Il faut enfin signaler les échanges fructueux qui se sont déroulés autour de l’auto dénigrant adage « Komplo a Nèg, sé Komplo a chyin ». Déjà considérablement affaibli suite au mouvement social mené par le LKP, les intervenantes ont préconisé sa disparition pure et simple. « Nous sommes à la croisée des chemins. Il faut faire mentir l’adage. Le système nous a inculqué cela. Il faut impérativement prendre conscience du fait que c’est ensemble que nous résoudrons nos problèmes », a conclu Luciani Lanoir Létang.

ILS ONT DIT :

Laisely Parat : « Si nos anciens avaient compté sur la volonté politique, nous ne serions pas la aujourd’hui. La démarche doit venir de nous mêmes, pour ensuite, la faire partager aux autres. Tout un chacun doit faire preuve de réflexion, de sorte que nous puissions réaliser la synthèse de toutes les contributions, pour savoir quel développement durable nous voulons pour la Guadeloupe. La volonté politique nous freine peut-être et nous empêche de prendre nos responsabilités »
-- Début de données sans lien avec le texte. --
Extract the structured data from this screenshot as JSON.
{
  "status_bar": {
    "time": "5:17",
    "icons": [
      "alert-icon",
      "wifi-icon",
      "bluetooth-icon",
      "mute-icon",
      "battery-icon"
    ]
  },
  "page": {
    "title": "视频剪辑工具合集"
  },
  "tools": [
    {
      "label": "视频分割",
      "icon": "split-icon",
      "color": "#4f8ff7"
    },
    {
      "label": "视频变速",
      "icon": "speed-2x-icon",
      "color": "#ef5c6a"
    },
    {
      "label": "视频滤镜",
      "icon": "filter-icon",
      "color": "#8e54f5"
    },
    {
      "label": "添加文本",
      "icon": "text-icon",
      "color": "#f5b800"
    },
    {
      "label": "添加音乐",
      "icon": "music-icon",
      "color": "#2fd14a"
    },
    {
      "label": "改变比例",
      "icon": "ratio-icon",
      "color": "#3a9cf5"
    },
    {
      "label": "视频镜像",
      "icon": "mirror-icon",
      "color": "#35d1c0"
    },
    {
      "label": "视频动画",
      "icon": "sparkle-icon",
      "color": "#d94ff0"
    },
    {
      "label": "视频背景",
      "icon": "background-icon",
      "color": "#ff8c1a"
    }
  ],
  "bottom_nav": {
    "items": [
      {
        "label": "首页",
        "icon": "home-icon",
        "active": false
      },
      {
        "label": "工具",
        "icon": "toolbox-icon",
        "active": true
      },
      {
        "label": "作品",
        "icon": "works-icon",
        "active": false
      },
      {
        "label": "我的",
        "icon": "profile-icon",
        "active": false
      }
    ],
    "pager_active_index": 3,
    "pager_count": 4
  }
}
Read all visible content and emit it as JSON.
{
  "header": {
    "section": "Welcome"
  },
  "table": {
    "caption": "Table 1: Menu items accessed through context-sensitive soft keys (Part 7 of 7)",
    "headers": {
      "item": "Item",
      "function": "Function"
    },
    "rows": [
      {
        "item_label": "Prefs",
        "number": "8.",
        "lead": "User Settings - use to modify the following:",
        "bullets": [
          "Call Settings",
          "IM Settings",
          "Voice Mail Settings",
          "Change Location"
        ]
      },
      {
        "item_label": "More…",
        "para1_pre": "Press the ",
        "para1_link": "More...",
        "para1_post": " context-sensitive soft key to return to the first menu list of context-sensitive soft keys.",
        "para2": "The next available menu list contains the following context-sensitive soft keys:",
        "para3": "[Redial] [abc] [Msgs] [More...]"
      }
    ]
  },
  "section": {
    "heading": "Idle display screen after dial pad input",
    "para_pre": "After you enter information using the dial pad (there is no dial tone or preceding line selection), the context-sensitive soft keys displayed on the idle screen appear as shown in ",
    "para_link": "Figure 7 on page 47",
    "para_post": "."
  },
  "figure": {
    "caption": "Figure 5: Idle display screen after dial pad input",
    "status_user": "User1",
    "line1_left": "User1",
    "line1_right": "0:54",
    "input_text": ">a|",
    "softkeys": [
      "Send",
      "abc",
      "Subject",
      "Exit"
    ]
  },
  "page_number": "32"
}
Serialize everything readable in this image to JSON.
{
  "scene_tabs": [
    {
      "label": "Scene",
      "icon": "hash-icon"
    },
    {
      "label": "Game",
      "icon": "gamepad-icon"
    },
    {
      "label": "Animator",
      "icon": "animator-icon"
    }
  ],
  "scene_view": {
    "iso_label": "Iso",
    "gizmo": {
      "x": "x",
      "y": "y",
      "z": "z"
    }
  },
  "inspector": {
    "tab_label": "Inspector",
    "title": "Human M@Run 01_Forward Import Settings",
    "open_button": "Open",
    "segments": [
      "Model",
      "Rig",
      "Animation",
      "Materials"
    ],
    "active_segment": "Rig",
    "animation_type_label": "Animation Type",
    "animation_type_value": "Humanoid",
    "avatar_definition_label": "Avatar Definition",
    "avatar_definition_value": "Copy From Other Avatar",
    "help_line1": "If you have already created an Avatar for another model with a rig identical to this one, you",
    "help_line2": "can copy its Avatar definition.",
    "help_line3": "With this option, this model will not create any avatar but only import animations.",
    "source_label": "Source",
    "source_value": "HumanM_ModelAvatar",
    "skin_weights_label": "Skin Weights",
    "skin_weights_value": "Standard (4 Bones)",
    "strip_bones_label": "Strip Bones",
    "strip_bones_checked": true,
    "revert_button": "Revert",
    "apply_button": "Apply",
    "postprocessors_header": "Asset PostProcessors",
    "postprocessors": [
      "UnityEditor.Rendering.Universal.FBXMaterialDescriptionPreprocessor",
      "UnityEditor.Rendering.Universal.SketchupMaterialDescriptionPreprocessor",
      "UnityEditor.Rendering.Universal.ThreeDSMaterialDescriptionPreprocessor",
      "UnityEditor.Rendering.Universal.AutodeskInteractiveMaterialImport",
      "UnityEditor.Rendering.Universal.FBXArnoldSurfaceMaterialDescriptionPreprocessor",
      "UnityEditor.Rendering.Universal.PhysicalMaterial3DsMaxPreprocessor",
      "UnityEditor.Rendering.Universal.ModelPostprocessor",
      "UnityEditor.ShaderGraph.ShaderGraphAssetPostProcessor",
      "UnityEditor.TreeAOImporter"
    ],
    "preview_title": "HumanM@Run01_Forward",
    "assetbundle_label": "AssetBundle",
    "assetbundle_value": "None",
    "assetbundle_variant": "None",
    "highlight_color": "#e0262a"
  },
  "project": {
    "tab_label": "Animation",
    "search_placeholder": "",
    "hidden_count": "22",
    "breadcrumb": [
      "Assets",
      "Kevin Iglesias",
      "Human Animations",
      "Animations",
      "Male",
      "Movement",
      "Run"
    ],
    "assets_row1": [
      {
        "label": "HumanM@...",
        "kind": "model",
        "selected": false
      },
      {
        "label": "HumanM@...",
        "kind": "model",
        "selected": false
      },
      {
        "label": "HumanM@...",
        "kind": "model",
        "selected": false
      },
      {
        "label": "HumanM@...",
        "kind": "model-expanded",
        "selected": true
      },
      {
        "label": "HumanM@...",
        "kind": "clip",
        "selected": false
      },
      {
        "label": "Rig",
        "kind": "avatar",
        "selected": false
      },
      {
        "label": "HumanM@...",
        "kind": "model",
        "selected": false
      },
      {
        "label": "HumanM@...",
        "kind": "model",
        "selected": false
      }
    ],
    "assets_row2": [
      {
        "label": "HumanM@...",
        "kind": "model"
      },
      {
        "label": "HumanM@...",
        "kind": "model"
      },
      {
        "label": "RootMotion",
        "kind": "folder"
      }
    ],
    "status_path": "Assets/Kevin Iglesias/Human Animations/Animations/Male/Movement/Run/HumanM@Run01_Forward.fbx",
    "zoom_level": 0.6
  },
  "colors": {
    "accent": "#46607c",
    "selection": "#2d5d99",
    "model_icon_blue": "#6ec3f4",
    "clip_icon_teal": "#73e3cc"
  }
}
Luciani Lenoir Létang : « La société traditionnelle est une histoire. Il faudrait l’enseigner dans les écoles à nos enfants. Nos ancêtres ont su utiliser des dynamiques solidaires pour survivre à toutes les épreuves qu’ils ont du endurer. Si l’article 16 du code noir interdisait les rassemblements d’esclaves, ces derniers passaient outre, au vu et au su de leurs maîtres qui savaient que ces rencontres servaient de défouloir aux captifs. Ces rassemblement ont débouché sur des confréries. En effet, les esclaves des bourgs se rassemblaient et cotisaient. Elles ont débouché sur les mutuelles d’aujourd’hui. Ces mutuelles ont été très puissantes et ont leur sein régnait une très forte solidarité. A l’heure actuelle nos mutuelles sont attaquées, spoliées dans leur capital et dans leurs biens immobiliers. Il faut restaurer le respect du à ces mutuelles et aux mutualistes ».

Christiane Gaspard-Méride : « La mère de famille antillaise est un grand chef d’entreprise. C’est elle qui assure la gestion du ménage. Ici, il a fallu qu’on se batte pour tout. C’est toujours le cas aujourd’hui. La part de transmission manque beaucoup dans nos sociétés. Nous travaillons sur le projet d’un sommet des femmes de la Caraïbe qui se déroulera en novembre 2009. Il y sera question d’économie sociale et solidaire et nous y échangerons notre savoir-être et notre savoir-faire ».